SICHTBARE lädt dazu ein, hinzusehen und zuzuhören. Und vielleicht auch diese Fragen mitzunehmen: Wer darf erzählen? Wer wird gesehen? Und wer bestimmt, wie über uns gesprochen wird?

Karolina Bąk, geboren 1985 in Stettin, studierte Fotografie an der Leon-Schiller-Hochschule für Film, Fernsehen und Theater in Łódź. Sie verfügt über einen Bachelorabschluss in kommerzieller Fotografie und verbindet in ihrer Arbeit Ästhetik mit Emotion. Ihre Inspiration findet sie in Menschen, ihren Geschichten und der Energie des Augenblicks. In ihren Porträts geht es ihr nicht allein darum, Menschen abzubilden. Sie möchte Persönlichkeit sichtbar und spürbar werden lassen. Jedes Bild wird so zu einem Treffpunkt von Kunst und Authentizität.

Agnieszka Karaś ist Autodidaktin und leidenschaftliche Mixed-Media-Künstlerin. Ihre künstlerische Sprache ist eng mit der analogen Collage verbunden. Sie arbeitet unter anderem mit alten Zeitungen, Magazinen, Plakaten, Verpackungen und eigenen Drucktechniken und setzt sich dabei bewusst mit den Möglichkeiten des analogen Arbeitens auseinander. Sie hat zu jedem der sieben Texte eine eigene Collage geschaffen. Die Arbeiten sind dabei weit mehr als eine visuelle Illustration: Sie greifen Gedanken, Stimmungen und Motive der Geschichten auf und führen sie in eine eigene Bildsprache weiter. Karaś ist selbst eine der sieben Autorinnen der Anthologie und schreibt dort die Miniatur „Roślinne rewolucje“. Damit steht sie gleichzeitig auf beiden Seiten – als Erzählerin und als bildende Künstlerin.

Zwei Veranstaltungen – eine gemeinsame Geschichte

Die Ausstellung SICHTBARE und das Gespräch am 18. November gehören unmittelbar zusammen. Was im Schaufenster durch Fotografien, Collagen und Texte sichtbar wird, bekommt im Gespräch eine Stimme und einen Raum für Austausch.
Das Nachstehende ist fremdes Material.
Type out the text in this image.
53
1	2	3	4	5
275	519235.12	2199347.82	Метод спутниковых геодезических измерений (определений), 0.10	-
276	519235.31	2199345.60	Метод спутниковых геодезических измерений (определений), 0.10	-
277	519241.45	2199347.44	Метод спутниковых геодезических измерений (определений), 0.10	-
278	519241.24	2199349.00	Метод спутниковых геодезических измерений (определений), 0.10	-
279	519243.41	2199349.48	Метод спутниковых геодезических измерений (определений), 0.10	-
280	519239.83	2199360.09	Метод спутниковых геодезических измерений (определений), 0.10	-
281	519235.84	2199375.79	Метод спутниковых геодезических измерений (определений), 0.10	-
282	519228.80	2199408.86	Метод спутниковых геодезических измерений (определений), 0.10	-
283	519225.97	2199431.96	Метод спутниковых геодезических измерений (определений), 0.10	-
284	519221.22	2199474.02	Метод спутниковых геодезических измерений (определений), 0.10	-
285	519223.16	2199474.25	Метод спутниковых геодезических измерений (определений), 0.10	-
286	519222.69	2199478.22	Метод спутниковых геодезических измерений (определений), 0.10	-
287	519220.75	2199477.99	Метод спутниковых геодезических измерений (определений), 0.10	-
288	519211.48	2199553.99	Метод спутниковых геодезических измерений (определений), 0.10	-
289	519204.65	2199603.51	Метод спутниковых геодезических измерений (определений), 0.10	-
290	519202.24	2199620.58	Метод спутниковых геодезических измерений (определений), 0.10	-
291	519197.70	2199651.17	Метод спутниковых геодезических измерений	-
Im Gespräch mit Beata Zuzanna Borawska, Leiterin des Klubs der wunderbaren Frauen, geht es um die Erfahrungen und Themen hinter den Texten: um weibliches Schreiben, Migration, Zugehörigkeit und Sichtbarkeit.  Ausstellung und Gespräch ergänzen sich: Die Ausstellung macht Geschichten sichtbar – das Gespräch gibt ihnen Raum und Stimme. Denn „Nichts über uns ohne uns“ bedeutet auch, dass Sichtbarkeit mehr ist als gesehen zu werden: Es bedeutet, selbst zu erzählen. Selbst zu entscheiden. Selbst Raum einzunehmen.